Entre os dez municípios mais violentos há cinco na Bahia, dois no Rio de Janeiro, um no Pará, um no Ceará e um no Paraná. O caso mais agudo é de Queimados (RJ), com taxa de homicídio de 135 mortes por 100 mil habitantes, seguido de Eunápolis (BA), Simões Filho (BA), Porto Seguro (BA) e Lauro de Freitas (BA).

 

Segundo Cerqueira, no entanto, este não é um destino inescapável. Pelo contrário, ao indicar que os homicídios no Brasil estão concentrados em um percentual restrito de cidades, o Atlas aponta para a possibilidade de intervenções focalizadas que possam promover mudanças no curto e médio prazos.

"Verificamos que 123 municípios mais violentos do país concentram 50% dos homicídios brasileiros.
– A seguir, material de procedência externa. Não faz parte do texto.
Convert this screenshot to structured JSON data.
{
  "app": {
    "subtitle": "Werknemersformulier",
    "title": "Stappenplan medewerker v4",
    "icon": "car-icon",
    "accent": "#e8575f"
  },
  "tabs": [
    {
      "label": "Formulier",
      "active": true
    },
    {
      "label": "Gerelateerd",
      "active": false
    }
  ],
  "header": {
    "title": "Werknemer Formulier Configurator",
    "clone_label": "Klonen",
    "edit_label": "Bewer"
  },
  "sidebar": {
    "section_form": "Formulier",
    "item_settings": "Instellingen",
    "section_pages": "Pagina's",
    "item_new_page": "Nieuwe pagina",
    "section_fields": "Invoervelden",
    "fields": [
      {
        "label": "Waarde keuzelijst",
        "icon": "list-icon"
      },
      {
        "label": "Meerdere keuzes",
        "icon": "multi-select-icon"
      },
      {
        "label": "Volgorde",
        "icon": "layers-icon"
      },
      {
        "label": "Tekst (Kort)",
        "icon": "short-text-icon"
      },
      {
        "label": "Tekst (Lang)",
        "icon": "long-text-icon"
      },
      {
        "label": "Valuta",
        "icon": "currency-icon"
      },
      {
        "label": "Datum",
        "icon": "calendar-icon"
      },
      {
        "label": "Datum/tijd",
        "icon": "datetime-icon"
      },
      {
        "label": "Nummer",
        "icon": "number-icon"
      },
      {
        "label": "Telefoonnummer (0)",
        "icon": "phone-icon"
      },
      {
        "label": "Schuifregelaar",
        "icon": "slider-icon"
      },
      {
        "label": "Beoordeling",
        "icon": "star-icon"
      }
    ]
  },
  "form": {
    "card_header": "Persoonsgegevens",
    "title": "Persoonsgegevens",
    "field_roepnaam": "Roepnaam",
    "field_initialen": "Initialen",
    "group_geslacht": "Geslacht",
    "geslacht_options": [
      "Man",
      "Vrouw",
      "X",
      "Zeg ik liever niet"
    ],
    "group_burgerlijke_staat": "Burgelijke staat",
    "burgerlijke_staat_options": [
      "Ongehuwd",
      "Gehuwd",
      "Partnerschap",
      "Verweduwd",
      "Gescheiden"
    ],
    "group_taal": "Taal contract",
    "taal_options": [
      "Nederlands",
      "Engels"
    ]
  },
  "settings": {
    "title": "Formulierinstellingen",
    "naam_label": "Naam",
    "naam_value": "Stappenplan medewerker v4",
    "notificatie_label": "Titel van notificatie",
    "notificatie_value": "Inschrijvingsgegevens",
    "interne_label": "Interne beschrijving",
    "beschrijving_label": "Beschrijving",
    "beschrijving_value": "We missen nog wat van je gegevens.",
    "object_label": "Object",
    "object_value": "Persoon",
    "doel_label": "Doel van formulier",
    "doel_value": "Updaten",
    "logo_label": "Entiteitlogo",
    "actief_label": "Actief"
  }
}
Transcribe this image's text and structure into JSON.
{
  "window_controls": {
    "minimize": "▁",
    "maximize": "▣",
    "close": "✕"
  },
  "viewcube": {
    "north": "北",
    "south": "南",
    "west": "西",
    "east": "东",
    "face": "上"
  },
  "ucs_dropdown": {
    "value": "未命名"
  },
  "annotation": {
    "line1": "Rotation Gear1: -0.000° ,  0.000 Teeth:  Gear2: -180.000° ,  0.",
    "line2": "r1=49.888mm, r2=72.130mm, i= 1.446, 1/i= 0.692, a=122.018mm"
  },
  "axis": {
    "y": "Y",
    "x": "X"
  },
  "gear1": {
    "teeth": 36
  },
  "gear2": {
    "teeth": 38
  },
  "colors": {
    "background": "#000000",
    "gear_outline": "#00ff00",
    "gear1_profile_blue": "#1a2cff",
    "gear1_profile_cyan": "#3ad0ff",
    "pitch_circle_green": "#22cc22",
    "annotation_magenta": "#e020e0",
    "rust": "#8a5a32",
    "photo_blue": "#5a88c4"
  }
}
E, como é muito difícil mudar o Brasil de uma hora para outra, isso indica que, a despeito de uma política universal, é preciso pensar em ações territoriais nestas cidades."

O pesquisador evoca outro estudo do Ipea que demonstrou que 10% dos bairros dos municípios mais violentos do país eram responsáveis por mais da metade das mortes daquela cidade. "Ou seja, concentrando as atenções nessas comunidades, podemos mudar o seu quadro e o do país."

 

O relatório destaca que, no Brasil, ainda confundimos política de segurança pública com polícia, quando se trata de uma questão multifatorial que não pode ser de responsabilidade de uma única instituição.

"A polícia é um meio, e não um fim em si mesma. Foca-se e exalta-se o número de abordagens policiais ou de apreensão de drogas, por exemplo, que podem não ter nenhum efeito para produzir segurança, ou pior, podem mesmo concorrer no sentido contrário, para fazer aumentar o número de mortes violentas, as balas perdidas e o medo", informa o documento.

Entre os exemplos citados no relatório está o investimento na chamada primeira infância, apontada por pesquisadores da envergadura do Nobel de Economia de 2000, James Hackerman, como condição insubstituível para a promoção do desenvolvimento econômico e do bem-estar de uma sociedade.

De acordo com o Atlas 2018, estudos apontam que crianças que nascem em ambientes hostis, onde não há estímulos corretos e também vigora a violência, seja doméstica ou comunitária, têm maiores chances de desenvolverem problemas comportamentais e dificuldades de aprendizado que comprometerão suas vidas escolares e profissionais.

O documento lista algumas das características comuns às ações e políticas de segurança pública que conseguiram reduzir homicídios no curto prazo em lugares como Nova York (EUA), Medelin (Colômbia), Ciudad Juarez (México) e Espírito Santo.

São elas: comprometimento do principal político (presidente, governador e prefeito) como indutor de mudanças; mobilização e articulação atores sociais, entre instituições públicas, empresas e terceiro setor; organização de programas com base no método científico e em evidências empíricas; controle e retirada de circulação de armas de fogo e munições; criação e disseminação de espaços de mediação de conflitos; e mudança do modelo de intervenção policial de reativo para uma repressão qualificada, baseada em investigação e inteligência, de modo a inverter o eixo de prisões de baixa qualidade feitas em flagrante, a partir do policiamento ostensivo, para a identificação e prisão de criminosos que mais danos causam à sociedade.

O primeiro relatório do Atlas 2018, divulgado há duas semanas, mostrou que o número de homicídios de jovens de 15 a 29 anos no Brasil cresceu 23% de 2006 a 2016, quando atingiu o pico da série histórica, com 33.590 vítimas nesta faixa etária. 

Com isso, em 11 anos, o Brasil enterrou 324.967 jovens assassinados —quase sete vezes o número de soldados americanos mortos em ação (47.434) em 20 anos da Guerra do Vietnã (1955-1975).

Segundo o documento, 62.517 mil homicídios ocorreram em 2016, impondo custo de cerca de 5,9% do PIB (Produto Interno Bruno).